A new state study shows the suicide rate in Alaska has jumped in recent years.
There was a 13 percent increase in suicides between 2012 and 2017 compared to a similar period from 2007 to 2011, Alaska Public Media reported.
Suicide was the leading cause of death for people between the ages of 10 and 64, according to the analysis by state health officials.
The rates were highest in northern and southwestern communities. The largest increase, however, was along the state's Railbelt.
Also seeing a significant increase was the area covering Anchorage and the Matanuska-Susitna Borough. The region had a 61 percent hike in suicides, compared to the earlier period.
Deborah Hull-Jilly, a state epidemiologist who worked on the report, is also starting a yearlong project with other researchers to determine why suicides have increased after several years of declines.

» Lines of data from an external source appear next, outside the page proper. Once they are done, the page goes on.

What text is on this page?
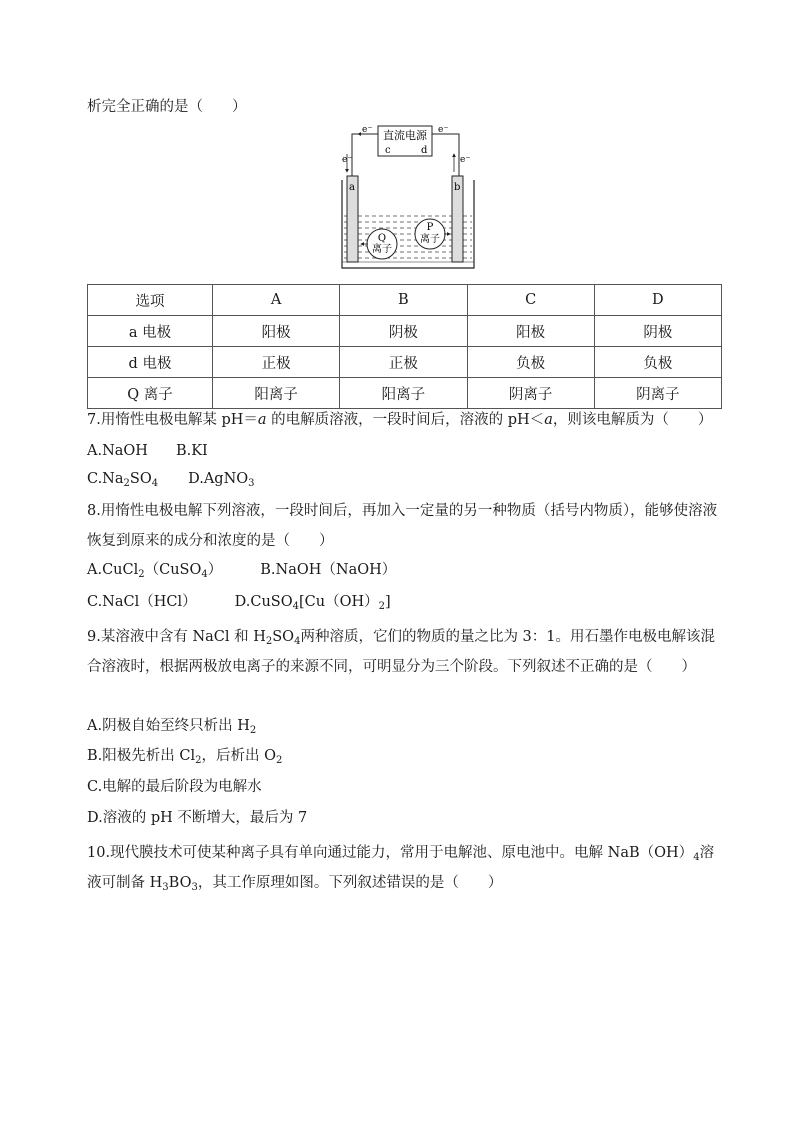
析完全正确的是（　　）
直流电源
c	d
e−	e−
e−	e−
a	b
Q
离子
P
离子
选项	A	B	C	D
a 电极	阳极	阴极	阳极	阴极
d 电极	正极	正极	负极	负极
Q 离子	阳离子	阳离子	阴离子	阴离子
7.用惰性电极电解某 pH＝a 的电解质溶液，一段时间后，溶液的 pH＜a，则该电解质为（　　）
A.NaOH B.KI
$C.Na_2SO_4$ D.AgNO$_3$
8.用惰性电极电解下列溶液，一段时间后，再加入一定量的另一种物质（括号内物质），能够使溶液恢复到原来的成分和浓度的是（　　）
A.CuCl$_2$（CuSO$_4$）	B.NaOH（NaOH）
C.NaCl（HCl）	$D.CuSO_4[Cu(OH)_2]$
9.某溶液中含有 NaCl 和 $H_2SO_4$两种溶质，它们的物质的量之比为 3：1。用石墨作电极电解该混合溶液时，根据两极放电离子的来源不同，可明显分为三个阶段。下列叙述不正确的是（　　）
A.阴极自始至终只析出 $H_2$
B.阳极先析出 $Cl_2$，后析出 $O_2$
C.电解的最后阶段为电解水
D.溶液的 pH 不断增大，最后为 7
10.现代膜技术可使某种离子具有单向通过能力，常用于电解池、原电池中。电解 $NaB(OH)_4$溶液可制备 $H_3BO_3$，其工作原理如图。下列叙述错误的是（　　）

A separate document accompanying the report outlined toxicology results following suicides since 2015. Those tests showed 70 percent involved one or more substances, most frequently alcohol.
"That is a question that we're going to have to answer: Are we seeing substance misuse impacting persons that are already at-risk for self-harm?" Hull-Jilly said.

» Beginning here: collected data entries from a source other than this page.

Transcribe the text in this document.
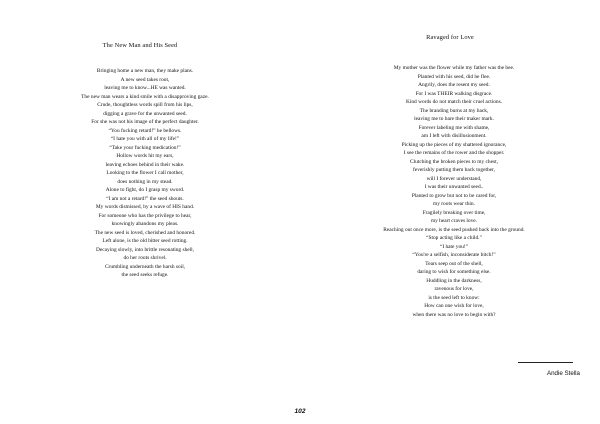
The New Man and His Seed
Bringing home a new man, they make plans.
A new seed takes root,
leaving me to know...HE was wanted.
The new man wears a kind smile with a disapproving gaze.
Crude, thoughtless words spill from his lips,
digging a grave for the unwanted seed.
For she was not his image of the perfect daughter.
“You fucking retard!” he bellows.
“I hate you with all of my life!”
“Take your fucking medication!”
Hollow words hit my ears,
leaving echoes behind in their wake.
Looking to the flower I call mother,
does nothing in my stead.
Alone to fight, do I grasp my sword.
“I am not a retard!” the seed shouts.
My words dismissed, by a wave of HIS hand.
For someone who has the privilege to hear,
knowingly abandons my pleas.
The new seed is loved, cherished and honored.
Left alone, is the old bitter seed rotting.
Decaying slowly, into brittle resonating shell,
do her roots shrivel.
Crumbling underneath the harsh soil,
the seed seeks refuge.
Ravaged for Love
My mother was the flower while my father was the bee.
Planted with his seed, did he flee.
Angrily, does the resent my seed.
For I was THEIR walking disgrace.
Kind words do not match their cruel actions.
The branding burns at my back,
leaving me to bare their maker mark.
Forever labeling me with shame,
am I left with disillusionment.
Picking up the pieces of my shattered ignorance,
I see the remains of the rower and the shopper.
Clutching the broken pieces to my chest,
feverishly putting them back together,
will I forever understand,
I was their unwanted seed..
Planted to grow but not to be cared for,
my roots wear thin.
Fragilely breaking over time,
my heart craves love.
Reaching out once more, is the seed pushed back into the ground.
“Stop acting like a child.”
“I hate you!”
“You're a selfish, inconsiderate bitch!”
Tears seep out of the shell,
daring to wish for something else.
Huddling in the darkness,
ravenous for love,
is the seed left to know:
How can one wish for love,
when there was no love to begin with?
Andie Stella
102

Additional data on the role drugs and alcohol play in suicides could help health providers offer better treatments, Hull-Jilly said. She believes toxicology results could be a prevention strategy tool.
“We need to track those a little bit better so that we can understand how these drugs might be influencing people who are either contemplating self-harm, or something is occurring in their lives and it’s a very impulsive act,” she said.